Rush Holt, CEO of the American Association for the Advancement of Science, said in a statement that the proposed cuts would be short-sighted.
“The administration’s proposed cuts would threaten our nation’s ability to advance cures for disease, maintain our technological leadership, ensure a more prosperous energy future and train the next generation of scientists and innovators to address the complex challenges we face today and in the future,” Holt said.
Sen. Mitch McConnell, R-Ky., noted in a statement that President Trump’s proposed budget would increase focus on national security and veterans benefits, which are “steps in the right direction,” but he emphasized that the proposal was but the first step in the process.

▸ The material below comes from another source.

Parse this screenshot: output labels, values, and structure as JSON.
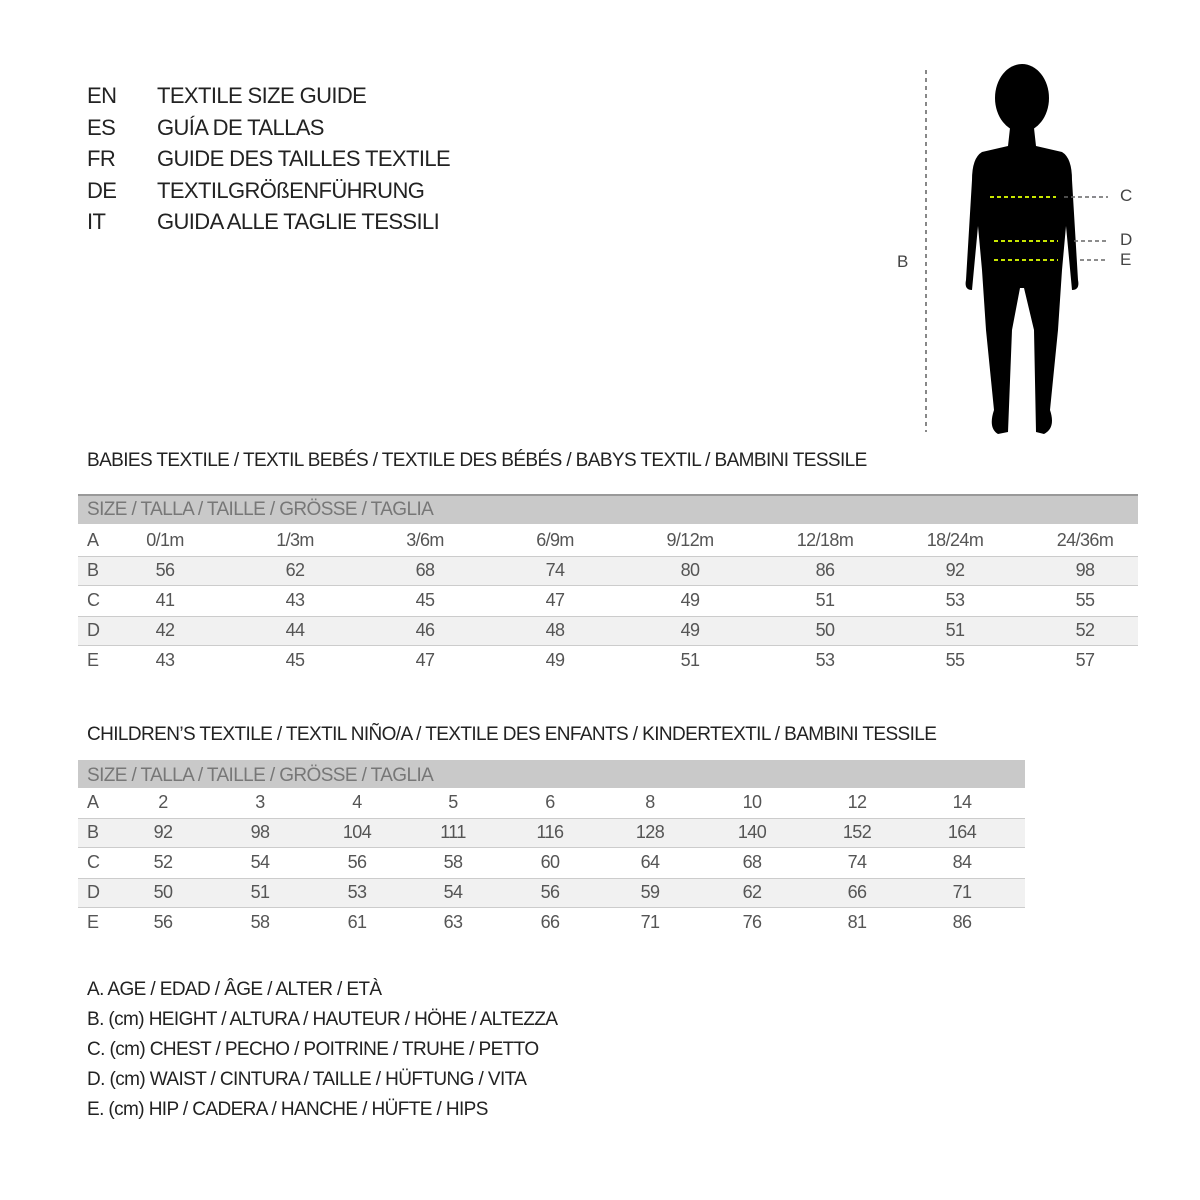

A spokesman for the senator told Insider via email that McConnell “has long supported and continues to support NIH funding for Kentucky, including the medical research being conducted at our local universities to create innovative ways to improve the lives and health of Kentuckians
“He also has spoken directly in the past with NIH directors about this critical medical research in our state and the need for this important work to continue. Just last year, he led Senate passage of the CURES legislation that provided nearly $5 billion in funding for NIH research.”
While McConnell would not say whether he would vote for a budget with significant NIH funding cuts, he said he would work with fellow lawmakers “to protect essential Kentucky priorities in the final budget.”
Kentucky’s other U.S. senator, Republican Rand Paul, could not be reached.